Matières premières: une opportunité pour l’Afrique

Dans un contexte mondial de compétition accrue pour la sécurisation des approvisionnements en matières premières, le continent se retrouve au centre des agendas et des attentions.

L’un des moteurs de la croissance de l’offre sur la décennie sera la lutte pour l’autonomie dans l’approvisionnement, qui sera, dans le double contexte de la montée des tensions géopolitiques pour le contrôle des ressources stratégiques et des profondes perturbations des chaînes logistiques internationales, l’un des facteurs-clés du développement des marchés.

Les annonces de projets se multiplient ainsi en Chine, on l’a vu, mais aussi en Amérique du Nord et en Europe, qui ne veulent pas se laisser distancer par Pékin, et en devenir dépendantes à l’avenir. Dans son récent rapport intitulé «How Europe’s Gigafactory boom will transform the Storage market”, la European Research and Consultancy Company annonce que l’Europe va se doter de 35 grandes usines de production de batteries de stockage d’ici 2025. Certains analystes européens estiment les capacités qui seront ainsi installées à plus 664 GWh.

Sur le continent africain, les industriels mondiaux ne se bousculent pas encore, malgré les énormes avantages absolus et comparatifs du continent, mais aussi la volonté des dirigeants africains de capter plus de valeur ajoutée.

Le cas de la République Démocratique du Congo (RDC) est en ce cas emblématique. La RDC détiendrait les plus grandes réserves mondiales de lithium, l’une des ressources minérales indispensables pour la fabrication des batteries de véhicules électriques. Dans le même temps, selon l’Agence Internationale de l’Energie (AIE), 69% du minerai de cobalt (l’autre composante essentielle de la fabrication des batteries des véhicules électriques, avec le nickel, le graphite) transformé et utilisé dans le monde est extrait du sous-sol de la RDC.

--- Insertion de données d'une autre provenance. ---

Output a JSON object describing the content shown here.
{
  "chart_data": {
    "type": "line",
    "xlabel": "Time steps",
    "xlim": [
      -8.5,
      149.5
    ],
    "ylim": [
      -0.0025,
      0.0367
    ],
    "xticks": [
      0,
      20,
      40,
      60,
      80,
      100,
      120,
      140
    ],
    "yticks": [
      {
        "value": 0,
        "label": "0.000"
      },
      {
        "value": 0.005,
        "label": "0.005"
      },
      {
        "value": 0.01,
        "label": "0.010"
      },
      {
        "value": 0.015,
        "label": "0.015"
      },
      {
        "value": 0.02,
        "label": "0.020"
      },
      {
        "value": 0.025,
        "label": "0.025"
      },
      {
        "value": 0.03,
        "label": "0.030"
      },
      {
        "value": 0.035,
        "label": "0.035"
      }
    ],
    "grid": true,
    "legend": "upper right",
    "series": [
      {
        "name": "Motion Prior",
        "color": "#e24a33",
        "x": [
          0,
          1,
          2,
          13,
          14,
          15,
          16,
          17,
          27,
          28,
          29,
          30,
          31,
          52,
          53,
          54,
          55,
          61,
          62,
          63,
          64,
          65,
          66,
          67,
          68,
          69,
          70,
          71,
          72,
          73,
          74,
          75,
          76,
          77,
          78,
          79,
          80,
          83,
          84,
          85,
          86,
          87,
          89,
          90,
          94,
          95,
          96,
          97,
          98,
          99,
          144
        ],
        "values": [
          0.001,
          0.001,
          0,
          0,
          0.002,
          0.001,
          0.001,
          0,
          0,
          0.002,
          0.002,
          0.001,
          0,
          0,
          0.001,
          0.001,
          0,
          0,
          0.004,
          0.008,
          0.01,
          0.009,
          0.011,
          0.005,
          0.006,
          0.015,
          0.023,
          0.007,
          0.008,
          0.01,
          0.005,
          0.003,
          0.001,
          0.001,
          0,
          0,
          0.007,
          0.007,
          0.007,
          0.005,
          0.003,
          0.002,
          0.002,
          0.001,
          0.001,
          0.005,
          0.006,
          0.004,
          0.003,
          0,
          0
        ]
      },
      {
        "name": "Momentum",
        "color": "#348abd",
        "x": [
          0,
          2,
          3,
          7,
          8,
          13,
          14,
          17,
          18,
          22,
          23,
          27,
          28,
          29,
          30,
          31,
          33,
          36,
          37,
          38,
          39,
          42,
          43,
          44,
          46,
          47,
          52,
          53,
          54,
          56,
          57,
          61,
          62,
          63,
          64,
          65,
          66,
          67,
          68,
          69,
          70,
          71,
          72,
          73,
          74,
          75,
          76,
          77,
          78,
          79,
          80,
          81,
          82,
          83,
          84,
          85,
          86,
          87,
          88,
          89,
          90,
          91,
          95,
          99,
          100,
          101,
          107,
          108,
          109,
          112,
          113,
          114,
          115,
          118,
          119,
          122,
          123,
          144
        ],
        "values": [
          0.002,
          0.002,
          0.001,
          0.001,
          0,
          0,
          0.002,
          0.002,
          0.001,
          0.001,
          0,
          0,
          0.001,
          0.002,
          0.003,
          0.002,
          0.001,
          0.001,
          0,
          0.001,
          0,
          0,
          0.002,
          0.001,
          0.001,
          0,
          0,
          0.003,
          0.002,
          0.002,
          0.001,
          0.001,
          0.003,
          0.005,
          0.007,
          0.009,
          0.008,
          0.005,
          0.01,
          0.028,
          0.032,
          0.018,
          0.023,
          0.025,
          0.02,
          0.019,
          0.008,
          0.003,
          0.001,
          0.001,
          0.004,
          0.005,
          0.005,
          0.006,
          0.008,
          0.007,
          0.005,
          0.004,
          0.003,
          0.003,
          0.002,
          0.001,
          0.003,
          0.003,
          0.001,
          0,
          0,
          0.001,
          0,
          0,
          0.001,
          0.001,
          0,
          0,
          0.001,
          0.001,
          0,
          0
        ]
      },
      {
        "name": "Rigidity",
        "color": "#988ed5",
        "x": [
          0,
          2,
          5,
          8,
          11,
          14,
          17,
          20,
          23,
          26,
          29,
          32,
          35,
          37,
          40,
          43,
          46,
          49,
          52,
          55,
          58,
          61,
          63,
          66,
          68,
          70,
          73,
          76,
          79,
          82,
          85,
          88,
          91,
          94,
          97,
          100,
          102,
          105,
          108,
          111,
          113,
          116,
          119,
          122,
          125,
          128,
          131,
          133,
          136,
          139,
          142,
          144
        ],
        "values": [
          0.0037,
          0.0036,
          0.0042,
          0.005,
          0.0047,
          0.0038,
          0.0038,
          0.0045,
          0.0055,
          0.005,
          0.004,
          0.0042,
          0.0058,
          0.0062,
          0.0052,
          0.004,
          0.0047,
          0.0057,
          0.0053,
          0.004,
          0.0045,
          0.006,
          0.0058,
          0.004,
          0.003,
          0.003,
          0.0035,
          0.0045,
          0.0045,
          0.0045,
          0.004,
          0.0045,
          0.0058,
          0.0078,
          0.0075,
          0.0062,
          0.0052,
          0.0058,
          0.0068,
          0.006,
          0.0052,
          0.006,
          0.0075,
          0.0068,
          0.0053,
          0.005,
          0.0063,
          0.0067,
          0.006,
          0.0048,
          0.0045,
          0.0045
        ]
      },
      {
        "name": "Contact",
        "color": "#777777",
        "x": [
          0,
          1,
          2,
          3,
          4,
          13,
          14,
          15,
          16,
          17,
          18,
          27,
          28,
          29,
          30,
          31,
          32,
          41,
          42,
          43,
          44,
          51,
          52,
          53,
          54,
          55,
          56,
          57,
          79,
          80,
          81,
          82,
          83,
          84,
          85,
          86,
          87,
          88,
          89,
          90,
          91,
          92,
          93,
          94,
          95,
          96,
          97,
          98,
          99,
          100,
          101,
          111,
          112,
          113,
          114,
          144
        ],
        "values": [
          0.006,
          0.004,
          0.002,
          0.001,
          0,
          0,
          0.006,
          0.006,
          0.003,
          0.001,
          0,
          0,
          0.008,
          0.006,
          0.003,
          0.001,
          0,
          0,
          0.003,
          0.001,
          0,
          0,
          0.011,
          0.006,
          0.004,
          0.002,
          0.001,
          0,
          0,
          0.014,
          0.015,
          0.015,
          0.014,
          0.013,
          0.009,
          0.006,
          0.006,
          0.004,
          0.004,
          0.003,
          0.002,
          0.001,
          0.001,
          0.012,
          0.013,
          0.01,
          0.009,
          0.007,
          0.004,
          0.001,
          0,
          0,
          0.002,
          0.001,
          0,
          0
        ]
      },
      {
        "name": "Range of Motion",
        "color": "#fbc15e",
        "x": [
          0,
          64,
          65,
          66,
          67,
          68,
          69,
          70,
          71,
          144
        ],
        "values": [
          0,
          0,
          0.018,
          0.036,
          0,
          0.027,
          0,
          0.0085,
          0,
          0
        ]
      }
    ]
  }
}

Pourtant, le pays ne dispose ni de filière métallurgique, ni de filière industrielle et encore moins de filière technologique sur cette chaîne de valeur.

Acteurs régionaux

En 2021, BloombergNEF estimait, à l’issue d’une étude commandée entre autres par la Commission Economique des Nations Unies pour l’Afrique (CEA), la Banque africaine de Développement (BAD) et Afreximbank sur les capacités du continent à se doter d’une chaîne de valeur régionale unifiée dans la mobilité propre, qu’au regard de son potentiel minier et hydro-électrique, la RDC peut devenir un grand producteur des métaux intermédiaires nécessaires à la fabrication des cathodes des batteries lithium-ion. Il faudrait, selon cette étude, 39 millions USD pour installer en RDC une usine d’une capacité de production de 10 mille tonnes métriques de cathode de cette technologie. En comparaison, toujours selon BloombergNEF, la même usine coûterait environ 117 millions USD aux USA, 112 millions USD en Chine, et 65 millions USD en Pologne.

De plus, souligne BloombergNEF, même pour l’aval européen (production des cathodes et autres composants en Pologne, assemblage final des batteries électriques en Allemagne), l’installation d’usine de production de ces métaux de fabrication des cathodes des batteries ion-lithium en RDC offrirait des avantages environnementaux et climatiques, avec une réduction des émissions de Gaz à effet de serre de 30% par rapport à l’approvisionnement actuel à partir de l’Asie.

Au cours de l’African Business Forum 2021 qui, à Kinshasa, avait servi de cadre à la publication du rapport d’étude de BloombergNEF, le Président Congolais Félix Tshisekedi avait beaucoup insisté sur la volonté de son pays de capter plus de valeur ajoutée dans cette chaîne de valeur dont la croissance sera météoritique au cours des prochaines années. Selon BloombergNEF, le marché mondial des véhicules électriques va croître de 7 trillions (7 000 milliards) USD entre 2021 et 2030, et de 46 trillions USD entre 2021 et 2050, et va entraîner dans son élan, celui des batteries électriques. Kinshasa a donc entrepris d’assainir son secteur minier, pour le rendre plus attractif.

Mais si la filière minière congolaise attire de plus en plus les Majors Players mondiaux, les projets dans les filières aval restent rare. La Chine, premier producteur de batteries électriques dans le monde, est plus préoccupée par l’exploitation et la rentabilisation des capacités qu’elle a installées sur son sol et qu’elle continue d’y installer. Les USA et l’Europe, dont les ambitions climatiques sont importantes, ont aussi entrepris de s’équiper, pour se sortir de leur dépendance vis-à-vis de l’Asie sur ce marché. La remontée de la chaîne de valeur espérée par les autorités congolaises pourrait finalement venir d’acteur régionaux, intéressés par le marché africain, dont l’expansion est annoncée par les spécialistes les plus sérieux de la transition énergétique.